Still, today I am feeling pretty nauseated, with the usual Neulasta induced headache. As I have mentioned before, I have terrible insomnia. Last month I had my family doctor write a prescription for Ambien, but insurance companies will not fill more than two weeks of medicine for these "controlled" substances. I had to resort to taking them every other night to make them last. They were too low of a dose, so I would get, at the most, 4-5 consecutive hours of sleep. But, that was way better than the alternative.

When I met with Dr. Singh on Monday he wrote a prescription for Ambien CR, the extended release version, hoping that this formula would help me get a full night of sleep. I took the medicine at 9:15 p.m. so that by 10:00 p.m. I could be fast asleep. I was still awake at 10:30 p.m., not feeling the least bit sleepy. At 11:00 p.m. I went to my bed thinking I at least needed to be in a sleeping position to get things started. I was still awake at 11:45 p.m.

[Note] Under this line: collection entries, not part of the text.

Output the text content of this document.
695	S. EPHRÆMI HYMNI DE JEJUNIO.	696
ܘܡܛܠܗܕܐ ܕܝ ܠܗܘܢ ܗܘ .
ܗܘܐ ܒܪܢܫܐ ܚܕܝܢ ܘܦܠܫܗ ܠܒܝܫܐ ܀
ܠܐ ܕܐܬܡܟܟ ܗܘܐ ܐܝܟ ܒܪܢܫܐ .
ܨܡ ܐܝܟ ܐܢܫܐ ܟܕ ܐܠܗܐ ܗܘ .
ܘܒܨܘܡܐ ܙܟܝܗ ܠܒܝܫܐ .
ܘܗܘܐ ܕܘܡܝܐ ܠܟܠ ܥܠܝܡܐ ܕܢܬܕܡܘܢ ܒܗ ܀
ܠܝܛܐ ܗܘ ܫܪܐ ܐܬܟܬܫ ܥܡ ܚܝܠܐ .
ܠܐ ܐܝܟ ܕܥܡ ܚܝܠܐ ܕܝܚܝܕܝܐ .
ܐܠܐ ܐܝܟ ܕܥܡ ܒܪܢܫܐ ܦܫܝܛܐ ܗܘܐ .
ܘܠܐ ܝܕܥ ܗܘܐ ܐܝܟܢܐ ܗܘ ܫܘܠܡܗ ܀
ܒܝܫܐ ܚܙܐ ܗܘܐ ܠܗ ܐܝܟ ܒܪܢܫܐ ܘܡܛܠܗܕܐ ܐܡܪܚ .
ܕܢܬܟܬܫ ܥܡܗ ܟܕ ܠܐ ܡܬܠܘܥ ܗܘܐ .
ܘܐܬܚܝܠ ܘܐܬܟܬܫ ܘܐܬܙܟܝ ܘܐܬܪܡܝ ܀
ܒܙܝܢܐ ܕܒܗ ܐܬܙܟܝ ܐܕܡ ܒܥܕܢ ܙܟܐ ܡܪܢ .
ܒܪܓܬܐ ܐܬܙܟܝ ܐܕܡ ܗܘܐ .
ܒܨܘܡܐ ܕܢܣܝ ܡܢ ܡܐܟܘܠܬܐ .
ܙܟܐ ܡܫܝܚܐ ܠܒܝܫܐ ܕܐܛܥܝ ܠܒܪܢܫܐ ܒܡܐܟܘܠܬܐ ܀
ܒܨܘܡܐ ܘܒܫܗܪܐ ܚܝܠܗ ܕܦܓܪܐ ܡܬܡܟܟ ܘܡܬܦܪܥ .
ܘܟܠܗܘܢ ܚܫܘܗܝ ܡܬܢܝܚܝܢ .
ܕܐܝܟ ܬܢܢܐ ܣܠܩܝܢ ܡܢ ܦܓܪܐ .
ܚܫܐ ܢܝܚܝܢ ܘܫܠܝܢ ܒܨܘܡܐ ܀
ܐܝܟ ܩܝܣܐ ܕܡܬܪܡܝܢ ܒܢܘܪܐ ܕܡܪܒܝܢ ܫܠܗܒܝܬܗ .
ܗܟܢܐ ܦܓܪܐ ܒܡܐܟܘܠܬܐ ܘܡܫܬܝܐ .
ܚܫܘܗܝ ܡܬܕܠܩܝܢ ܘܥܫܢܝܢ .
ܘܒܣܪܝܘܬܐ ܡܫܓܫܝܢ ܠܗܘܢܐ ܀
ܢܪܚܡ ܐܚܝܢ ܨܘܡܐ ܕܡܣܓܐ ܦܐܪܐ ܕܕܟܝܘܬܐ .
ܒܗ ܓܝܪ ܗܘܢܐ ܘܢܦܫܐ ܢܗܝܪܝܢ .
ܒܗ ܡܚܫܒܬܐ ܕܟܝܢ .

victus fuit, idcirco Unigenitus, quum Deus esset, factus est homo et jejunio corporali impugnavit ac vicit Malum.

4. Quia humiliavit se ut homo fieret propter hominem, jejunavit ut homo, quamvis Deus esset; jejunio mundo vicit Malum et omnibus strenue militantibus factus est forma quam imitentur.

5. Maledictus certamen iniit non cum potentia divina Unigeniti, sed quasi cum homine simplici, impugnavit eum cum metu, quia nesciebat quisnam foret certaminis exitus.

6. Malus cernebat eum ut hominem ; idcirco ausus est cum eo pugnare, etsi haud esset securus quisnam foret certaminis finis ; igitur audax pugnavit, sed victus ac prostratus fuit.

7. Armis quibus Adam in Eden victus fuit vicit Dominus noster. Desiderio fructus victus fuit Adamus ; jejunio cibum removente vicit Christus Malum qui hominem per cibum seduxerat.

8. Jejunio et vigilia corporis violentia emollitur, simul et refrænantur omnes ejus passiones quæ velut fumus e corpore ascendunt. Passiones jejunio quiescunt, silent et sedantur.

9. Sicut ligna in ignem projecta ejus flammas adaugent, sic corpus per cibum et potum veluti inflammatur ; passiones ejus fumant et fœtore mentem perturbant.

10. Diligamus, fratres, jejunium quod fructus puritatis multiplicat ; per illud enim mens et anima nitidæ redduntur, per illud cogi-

As I laid there, strange things started to happen. I felt my heart rate start increasing. Racing. I couldn't get a deep breath. I was almost hyper-ventilating. Restless. Scared. I went downstairs, as Doug was still up working. I told him how I was feeling. I started crying uncontrollably and described myself as feeling like I was having a panic attack. No sooner than I had said those words, Doug had pulled up on the computer information of a rare side effect from Ambien CR that caused the exact symptoms that I was experiencing. He found a support thread that had individual after individual reporting similar symptoms in various degrees of intensity.

The worst of it lasted about an hour. I went back upstairs and laid down with a heating pad over my head and eyes, which was quite soothing. Doug came upstairs and just sat with me while continuing to work on his laptop, keeping a hand on my shoulder or arm so that I wouldn't feel alone. I felt calmer, but my heart was still beating quite fast. I don't remember when I finally fell asleep, but I remember waking up in the middle of the night, perhaps around 3 or 4 in the morning feeling like I had been run over. I woke up again at 6 a.m. again at 7:30 and then slept hard until 9:15.

Fortunately, I don't have to do anything but rest and sleep today after I post this. Kim is coming this afternoon to work on this weekend's wedding cakes. I am so thankful for Kim. She is always cheerful about working on the cakes. I know it is hard work and it is not convenient for her and there must be something she would rather be doing. But, I don't know what I would do without her. When her twin girls get married, I will make the biggest, baddest most awesome wedding cakes for each of them. I think that after I am well, I will also keep her girls for an entire week so that she can go do what ever she wants to do. I am open to any suggestions of what I possibly could do to repay the incredible service she has provided for me and my family.

One final thought: I appreciate so much every gesture of kindness, every message and note and thought and prayer that you have extended to me. I have not been able to respond to each of you individually, but please know that you mean so much to me. Thank you for your love. I love you too.